The nationalist spokesperson has criticized that the Constitution “is interpreted more as a closing key than as a facilitator” and has reproached the King for not making reference to those of us, he stated, “who question the Constitution.” “We,” Esteban insisted, “are a different nation.”

Sumar, a junior partner of the coalition Executive, has not been pleased with the speech either.

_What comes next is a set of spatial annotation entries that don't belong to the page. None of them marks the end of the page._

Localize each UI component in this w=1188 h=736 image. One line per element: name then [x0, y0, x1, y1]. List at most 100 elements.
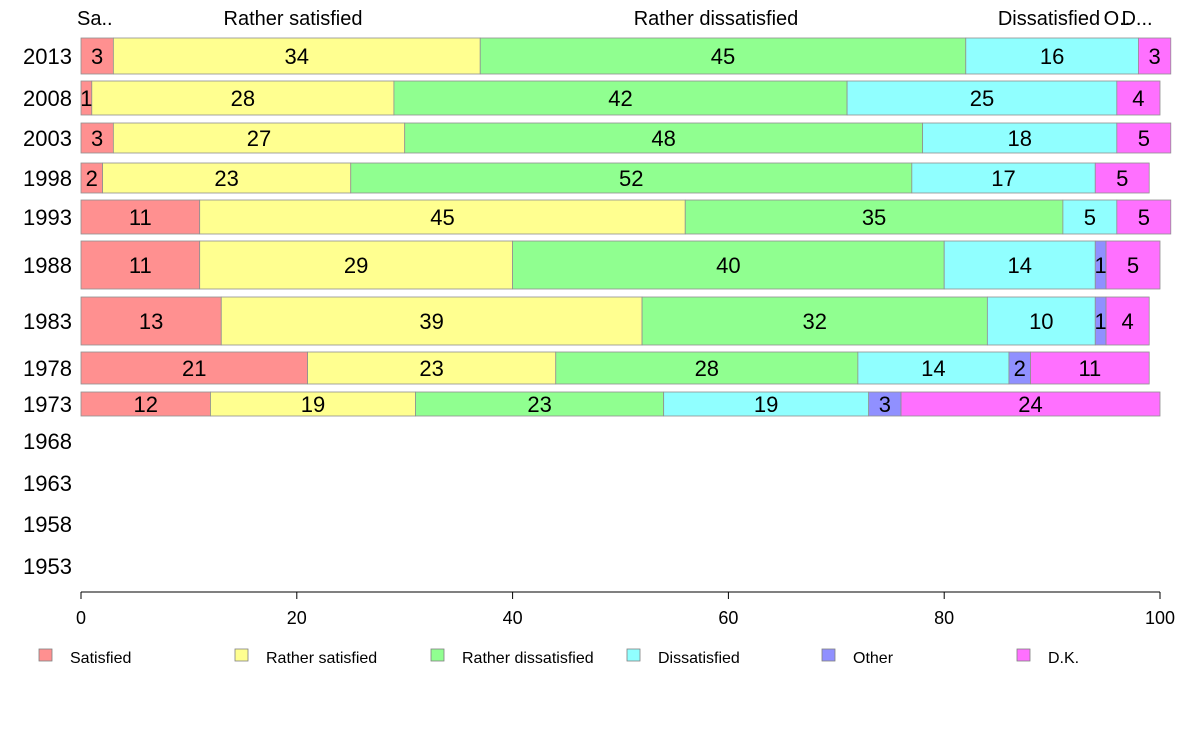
value-label: 1 — [80, 86, 92, 111]
bar-1973-other — [868, 391, 902, 417]
y-tick-label: 1978 — [23, 356, 72, 381]
y-tick-label: 2013 — [23, 44, 72, 69]
y-tick-label: 1993 — [23, 205, 72, 230]
value-label: 10 — [1029, 309, 1053, 334]
legend-swatch — [1016, 648, 1031, 662]
value-label: 45 — [430, 205, 454, 230]
bar-1973-d-k- — [900, 391, 1161, 417]
top-series-label: Dissatisfied — [998, 8, 1100, 30]
legend-swatch — [626, 648, 641, 662]
value-label: 1 — [1095, 309, 1107, 334]
value-label: 18 — [1007, 126, 1031, 151]
bar-1993-d-k- — [1116, 199, 1172, 235]
value-label: 23 — [214, 166, 238, 191]
bar-1993-satisfied — [80, 199, 201, 235]
value-label: 29 — [344, 253, 368, 278]
legend-label: D.K. — [1048, 650, 1079, 667]
bar-1993-rather-satisfied — [199, 199, 686, 235]
value-label: 23 — [527, 392, 551, 417]
bars: 3 34 45 16 31 28 42 25 43 27 48 18 52 23 52 17 511 45 35 5 5… — [80, 37, 1172, 417]
value-label: 34 — [285, 44, 309, 69]
bar-1973-rather-satisfied — [210, 391, 416, 417]
y-tick-label: 2003 — [23, 126, 72, 151]
bar-1973-satisfied — [80, 391, 211, 417]
legend-swatch — [430, 648, 445, 662]
bar-1983-dissatisfied — [986, 296, 1096, 346]
bar-1978-d-k- — [1030, 351, 1150, 385]
value-label: 39 — [419, 309, 443, 334]
bar-1993-dissatisfied — [1062, 199, 1118, 235]
value-label: 3 — [879, 392, 891, 417]
legend-item-satisfied: Satisfied — [38, 648, 131, 667]
value-label: 21 — [182, 356, 206, 381]
value-label: 5 — [1116, 166, 1128, 191]
legend-label: Satisfied — [70, 650, 131, 667]
bar-1973-rather-dissatisfied — [415, 391, 665, 417]
legend-swatch — [821, 648, 836, 662]
value-label: 14 — [1007, 253, 1031, 278]
x-tick-label: 60 — [718, 608, 738, 628]
legend-label: Other — [853, 650, 894, 667]
bar-1978-rather-satisfied — [307, 351, 557, 385]
y-tick-label: 1998 — [23, 166, 72, 191]
value-label: 3 — [1148, 44, 1160, 69]
value-label: 12 — [133, 392, 157, 417]
bar-1983-rather-satisfied — [220, 296, 643, 346]
legend-item-d-k-: D.K. — [1016, 648, 1079, 667]
top-series-label: Sa.. — [77, 8, 113, 30]
y-tick-label: 1968 — [23, 429, 72, 454]
value-label: 19 — [301, 392, 325, 417]
legend-label: Rather satisfied — [266, 650, 377, 667]
top-series-label: O.. — [1104, 8, 1131, 30]
y-tick-label: 1973 — [23, 392, 72, 417]
value-label: 2 — [1014, 356, 1026, 381]
bar-2003-rather-satisfied — [112, 122, 406, 154]
bar-2008-d-k- — [1116, 80, 1161, 116]
x-tick-label: 100 — [1145, 608, 1175, 628]
bar-2003-d-k- — [1116, 122, 1172, 154]
value-label: 32 — [802, 309, 826, 334]
value-label: 5 — [1084, 205, 1096, 230]
bar-1983-d-k- — [1105, 296, 1150, 346]
legend-label: Dissatisfied — [658, 650, 740, 667]
x-axis: 0 20 40 60 80 100 — [76, 591, 1175, 628]
value-label: 35 — [862, 205, 886, 230]
legend: Satisfied Rather satisfied Rather dissatis… — [38, 648, 1079, 667]
value-label: 11 — [129, 253, 152, 278]
legend-item-other: Other — [821, 648, 894, 667]
bar-2013-rather-satisfied — [112, 37, 481, 75]
x-tick-label: 20 — [287, 608, 307, 628]
bar-1998-rather-dissatisfied — [350, 162, 913, 194]
bar-1988-rather-dissatisfied — [512, 240, 945, 290]
legend-label: Rather dissatisfied — [462, 650, 594, 667]
value-label: 48 — [651, 126, 675, 151]
value-label: 52 — [619, 166, 643, 191]
bar-2008-rather-satisfied — [91, 80, 395, 116]
value-label: 42 — [608, 86, 632, 111]
bar-1998-rather-satisfied — [102, 162, 352, 194]
value-label: 17 — [991, 166, 1015, 191]
value-label: 3 — [91, 126, 103, 151]
y-tick-label: 1983 — [23, 309, 72, 334]
value-label: 4 — [1132, 86, 1144, 111]
top-series-labels: Sa.. Rather satisfied Rather dissatisfied D… — [77, 8, 1153, 30]
value-label: 2 — [86, 166, 98, 191]
bar-1983-satisfied — [80, 296, 222, 346]
legend-item-rather-dissatisfied: Rather dissatisfied — [430, 648, 594, 667]
top-series-label: D... — [1121, 8, 1152, 30]
value-label: 40 — [716, 253, 740, 278]
y-tick-label: 1988 — [23, 253, 72, 278]
value-label: 23 — [419, 356, 443, 381]
y-tick-label: 1958 — [23, 512, 72, 537]
bar-1983-rather-dissatisfied — [641, 296, 988, 346]
value-label: 16 — [1040, 44, 1064, 69]
bar-2003-dissatisfied — [922, 122, 1118, 154]
bar-1993-rather-dissatisfied — [684, 199, 1064, 235]
y-tick-label: 1953 — [23, 554, 72, 579]
value-label: 27 — [247, 126, 271, 151]
value-label: 3 — [91, 44, 103, 69]
top-series-label: Rather dissatisfied — [634, 8, 799, 30]
value-label: 1 — [1095, 253, 1107, 278]
bar-1978-satisfied — [80, 351, 308, 385]
value-label: 13 — [139, 309, 163, 334]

According to his spokesperson in the Lower House, Marta Lois, he has been “disappointing.” Lois has added to the King’s words, assuming that she is wrong when he speaks of “polarization” because in reality, according to Sumar’s representative, what it is about is “the extreme right against democracy.”

The deputy regretted that Felipe VI did not focus “on social rights and daily life”, that he did not refer to the “plurinationality” that his party defends and preferred to “expose the most restrictive interpretation of the Constitution.” The speech was, in her opinion, “from the past” and “far from the real country.”

From Podemos, its general secretary, Ione Belarra, criticized that the Head of State did not mention the “genocide in Palestine.” For the purple leader, the King made “desperate attempts to gain the sympathy of the right.” The Secretary of Institutional Action, María Teresa Pérez, has expressed the same sense, for whom the King “was seeking forgiveness from the ultras who were recently angry with him.”

This year, EH Bildu has chosen not to make any assessment of the words of Felipe VI. Instead, they have deployed a campaign on social networks with the slogan “Why don’t you shut up?” The Abertzales insist on not valuing a discourse that “the Spanish Monarchy imposes on the Basque public media” treating Euskadi – “our country”, they say – “as a subject.” In the days before Christmas Eve, EH Bildu invited people to “boycott” Felipe VI’s Christmas message by “turning off the radios and televisions” that broadcast it.